Parker: Uncle Rudy rattles the White House rafters
WASHINGTON – Thank God for Uncle Rudy.
You know Rudy – the eccentric, sometimes batty, uncle who lives in the attic? One thing about Rudy, he always seems to know when family gatherings are becoming tense and descends to the rescue with some gibberish to lighten the mood.
What would we do without him?
Uncle Rudy used to be New York City Mayor Rudy Giuliani long before becoming Donald Trump's attorney. What a difference 17 years makes. The commanding leader who helped America navigate the horror of 9/11 is again making the TV rounds, but this time he seems to be speaking English as a second language. Quite a few cable anchors were at risk of reversing their Botox injections as they attempted to follow what he was saying.
Someone must have whispered in his ear, because Monday afternoon, Giuliani called into Fox News' "Outnumbered" to try to explain what he had said earlier in the day on CNN and "Fox and Friends." You might need a notepad to follow this.
On CNN, Giuliani had talked about a pre-meeting of Trump aides to discuss a strategy for the infamous June 9 meeting that took place a few days later at Trump Tower with Donald Trump Jr., Jared Kushner, Paul Manafort and members of a Russian delegation.
But, apparently, there was no such pre-meeting, Giuliani tried to explain on "Outnumbered." He said he had heard about it from reporters, who had apparently heard about it from Michael Cohen, Trump's previous attorney who now appears willing to cooperate with the Robert Mueller investigation. Giuliani said he'd only brought up the pretend pre-meeting because he was trying to get ahead of the story. (Believe me, I'm making this easy for you.)
But now, he wanted to unwind the whole thing because apparently there wasn't going to be any story to get ahead of. In other words, his third-hand information via reporters via Cohen was, apparently, false.
In his morning "Fox & Friends" appearance, Giuliani also had talked about collusion. Again, Cohen is reportedly prepared to tell Mueller that the president knew ahead of time about the June 9 meeting, which, if true, could suggest collusion with the Kremlin to interfere with the 2016 election. Unless Cohen or someone else can provide corroborating evidence, then Trump's denial stands.

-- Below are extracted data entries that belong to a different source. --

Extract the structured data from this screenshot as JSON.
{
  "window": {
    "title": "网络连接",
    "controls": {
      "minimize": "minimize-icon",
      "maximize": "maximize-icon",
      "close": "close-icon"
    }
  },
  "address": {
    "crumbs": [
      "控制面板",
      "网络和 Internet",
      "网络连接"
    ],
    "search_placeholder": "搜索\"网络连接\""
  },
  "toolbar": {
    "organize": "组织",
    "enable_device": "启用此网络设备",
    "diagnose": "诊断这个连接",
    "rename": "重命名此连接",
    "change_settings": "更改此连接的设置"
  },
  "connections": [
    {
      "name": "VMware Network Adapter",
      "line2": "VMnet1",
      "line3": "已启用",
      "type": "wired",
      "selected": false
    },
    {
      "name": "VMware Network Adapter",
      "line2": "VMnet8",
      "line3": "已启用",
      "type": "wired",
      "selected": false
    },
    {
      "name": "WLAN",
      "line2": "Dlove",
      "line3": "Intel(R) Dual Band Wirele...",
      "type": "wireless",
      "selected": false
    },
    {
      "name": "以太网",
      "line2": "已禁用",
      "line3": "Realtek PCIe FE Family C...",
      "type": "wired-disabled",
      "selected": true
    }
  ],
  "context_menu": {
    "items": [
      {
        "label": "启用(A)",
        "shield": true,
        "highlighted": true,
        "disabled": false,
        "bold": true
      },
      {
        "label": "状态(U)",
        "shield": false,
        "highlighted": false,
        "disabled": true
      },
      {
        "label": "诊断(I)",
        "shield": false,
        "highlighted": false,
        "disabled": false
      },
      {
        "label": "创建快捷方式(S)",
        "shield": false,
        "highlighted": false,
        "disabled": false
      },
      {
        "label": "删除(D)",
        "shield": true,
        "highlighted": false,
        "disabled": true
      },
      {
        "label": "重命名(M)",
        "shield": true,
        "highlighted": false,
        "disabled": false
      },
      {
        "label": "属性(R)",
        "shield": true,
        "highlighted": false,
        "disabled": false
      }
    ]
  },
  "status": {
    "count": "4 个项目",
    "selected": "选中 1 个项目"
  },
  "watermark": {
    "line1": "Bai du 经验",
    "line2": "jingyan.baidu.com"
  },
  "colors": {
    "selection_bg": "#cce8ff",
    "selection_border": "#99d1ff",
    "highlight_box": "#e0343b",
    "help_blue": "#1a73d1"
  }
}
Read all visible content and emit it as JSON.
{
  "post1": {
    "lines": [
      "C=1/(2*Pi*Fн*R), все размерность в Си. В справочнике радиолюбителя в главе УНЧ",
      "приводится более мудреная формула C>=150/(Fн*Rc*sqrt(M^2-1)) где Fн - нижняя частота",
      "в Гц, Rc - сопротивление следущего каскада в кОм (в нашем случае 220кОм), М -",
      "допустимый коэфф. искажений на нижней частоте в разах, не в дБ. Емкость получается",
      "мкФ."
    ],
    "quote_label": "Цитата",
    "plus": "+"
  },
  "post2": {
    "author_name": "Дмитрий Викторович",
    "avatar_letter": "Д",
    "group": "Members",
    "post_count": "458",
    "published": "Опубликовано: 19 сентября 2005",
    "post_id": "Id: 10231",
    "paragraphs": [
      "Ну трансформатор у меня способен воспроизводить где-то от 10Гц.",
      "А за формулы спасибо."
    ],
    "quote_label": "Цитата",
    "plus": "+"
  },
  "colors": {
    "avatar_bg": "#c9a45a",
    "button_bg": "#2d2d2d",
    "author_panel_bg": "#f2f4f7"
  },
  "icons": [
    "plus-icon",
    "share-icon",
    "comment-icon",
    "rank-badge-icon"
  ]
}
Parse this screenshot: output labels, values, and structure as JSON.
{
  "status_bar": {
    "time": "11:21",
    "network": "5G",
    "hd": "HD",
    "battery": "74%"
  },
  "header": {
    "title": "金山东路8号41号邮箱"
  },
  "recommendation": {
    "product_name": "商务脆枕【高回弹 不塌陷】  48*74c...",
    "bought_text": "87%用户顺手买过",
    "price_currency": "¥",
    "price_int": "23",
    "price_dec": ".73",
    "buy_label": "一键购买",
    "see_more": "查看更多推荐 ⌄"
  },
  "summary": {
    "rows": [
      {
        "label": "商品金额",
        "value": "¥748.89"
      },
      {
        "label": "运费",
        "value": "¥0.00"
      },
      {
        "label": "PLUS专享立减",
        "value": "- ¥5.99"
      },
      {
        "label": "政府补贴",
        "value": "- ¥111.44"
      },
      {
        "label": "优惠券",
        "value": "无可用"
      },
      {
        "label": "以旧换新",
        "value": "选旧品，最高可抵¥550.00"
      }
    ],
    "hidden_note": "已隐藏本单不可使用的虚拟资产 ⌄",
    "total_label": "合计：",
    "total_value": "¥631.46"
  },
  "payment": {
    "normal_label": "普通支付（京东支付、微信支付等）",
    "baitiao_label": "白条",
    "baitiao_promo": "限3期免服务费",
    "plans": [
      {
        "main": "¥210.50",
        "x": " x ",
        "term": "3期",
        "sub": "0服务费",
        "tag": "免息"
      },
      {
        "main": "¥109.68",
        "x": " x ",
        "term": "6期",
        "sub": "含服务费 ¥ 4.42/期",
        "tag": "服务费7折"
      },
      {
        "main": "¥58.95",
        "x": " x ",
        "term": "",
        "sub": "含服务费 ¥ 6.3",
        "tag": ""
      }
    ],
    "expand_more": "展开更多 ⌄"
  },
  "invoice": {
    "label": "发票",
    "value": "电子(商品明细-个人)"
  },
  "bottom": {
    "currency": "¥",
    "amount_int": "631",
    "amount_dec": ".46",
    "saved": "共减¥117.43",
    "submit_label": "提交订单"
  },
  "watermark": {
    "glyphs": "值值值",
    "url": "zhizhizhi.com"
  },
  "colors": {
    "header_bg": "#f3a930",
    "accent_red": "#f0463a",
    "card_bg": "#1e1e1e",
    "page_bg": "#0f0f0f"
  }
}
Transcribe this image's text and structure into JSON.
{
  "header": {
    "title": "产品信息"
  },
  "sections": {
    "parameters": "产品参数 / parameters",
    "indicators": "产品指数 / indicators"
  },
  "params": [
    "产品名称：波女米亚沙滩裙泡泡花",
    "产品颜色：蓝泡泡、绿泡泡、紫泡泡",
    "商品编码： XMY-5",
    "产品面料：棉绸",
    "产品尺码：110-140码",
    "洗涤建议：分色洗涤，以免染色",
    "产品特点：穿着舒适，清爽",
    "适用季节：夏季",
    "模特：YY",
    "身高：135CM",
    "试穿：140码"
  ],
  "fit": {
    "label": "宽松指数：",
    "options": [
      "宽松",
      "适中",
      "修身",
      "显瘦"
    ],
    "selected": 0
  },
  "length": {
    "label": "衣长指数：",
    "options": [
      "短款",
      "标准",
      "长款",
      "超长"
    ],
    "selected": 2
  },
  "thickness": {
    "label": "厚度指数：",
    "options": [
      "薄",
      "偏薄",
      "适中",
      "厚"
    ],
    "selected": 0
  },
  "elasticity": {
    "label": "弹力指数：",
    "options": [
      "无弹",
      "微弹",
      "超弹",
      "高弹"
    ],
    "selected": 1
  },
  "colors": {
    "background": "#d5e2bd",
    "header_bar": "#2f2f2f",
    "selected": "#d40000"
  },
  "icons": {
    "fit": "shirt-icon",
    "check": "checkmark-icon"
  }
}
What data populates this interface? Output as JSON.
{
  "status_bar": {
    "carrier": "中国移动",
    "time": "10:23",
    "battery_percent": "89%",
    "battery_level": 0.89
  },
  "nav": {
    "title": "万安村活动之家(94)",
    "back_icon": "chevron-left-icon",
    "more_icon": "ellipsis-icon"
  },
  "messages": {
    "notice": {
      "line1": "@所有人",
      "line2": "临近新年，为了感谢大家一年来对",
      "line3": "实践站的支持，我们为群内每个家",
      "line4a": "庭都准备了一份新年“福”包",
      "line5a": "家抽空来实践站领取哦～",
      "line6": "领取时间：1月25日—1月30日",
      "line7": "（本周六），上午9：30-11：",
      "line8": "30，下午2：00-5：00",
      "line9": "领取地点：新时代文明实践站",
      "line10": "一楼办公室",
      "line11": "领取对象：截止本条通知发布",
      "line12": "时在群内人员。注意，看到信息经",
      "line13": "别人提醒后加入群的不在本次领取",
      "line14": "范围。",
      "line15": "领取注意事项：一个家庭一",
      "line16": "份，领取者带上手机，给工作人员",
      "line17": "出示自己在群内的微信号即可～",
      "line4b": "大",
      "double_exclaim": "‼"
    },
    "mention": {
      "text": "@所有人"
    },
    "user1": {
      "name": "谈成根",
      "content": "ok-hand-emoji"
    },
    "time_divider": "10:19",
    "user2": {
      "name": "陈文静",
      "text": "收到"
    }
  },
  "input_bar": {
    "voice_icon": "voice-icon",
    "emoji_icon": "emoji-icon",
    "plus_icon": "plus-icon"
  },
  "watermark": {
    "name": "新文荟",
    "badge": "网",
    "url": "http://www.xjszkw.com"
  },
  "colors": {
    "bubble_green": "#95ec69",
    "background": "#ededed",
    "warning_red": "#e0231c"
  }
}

Giuliani scoffed at the notion that Trump knew of the meeting, and the attorney added that he doesn't believe collusion is against the law. "I have been sitting here looking in the federal code trying to find collusion as a crime," he said during the "Fox & Friends" interview. "Collusion is not a crime."
Later on CNN, he said, "I don't even know if that's a crime – colluding with Russians. Hacking is the crime. The president didn't hack. He didn't pay for the hacking."
Technically, Giuliani is correct that there's nothing in the U.S. legal code directly related to "collusion," and the word is not even mentioned in the administration memo that appointed Mueller as special counsel. But, as lawyer Giuliani surely knows, conspiracy to defraud the United States, if found to be the case, would be a criminal offense under 18 U.S.C. 371.
Giuliani's convoluted dodge brought to mind the 1972 burglary of the Democratic National Committee headquarters at the Watergate complex and President Richard Nixon, whose fate revolved around a similar, operative question – what did he know and when did he know it? If Nixon knew in advance of the burglary, then he'd have been at least a co-conspirator if not an accessory to the crime. It has never been conclusively established that he did know beforehand, though he certainly did lie and participate in an attempted cover-up.
One can imagine that had Giuliani been Nixon's attorney at the time, he might have mused: "I have been sitting here looking in the federal code trying to find 'knowing about' as a crime. ... I don't even know if that's a crime – knowing about a break-in. Burglary is the crime. The president didn't burgle."
Trump may not have known about the Russian meeting in advance – and we may never find out. Giuliani did have one moment of lucidity when CNN's Alisyn Camerota asked whether he could be sure that Trump didn't know of the meeting: "Nobody can be sure of anything," he said.
And, also, this: "What I think and what I know may be two different things," Giuliani told Camerota.
No one would argue with that — to be sure.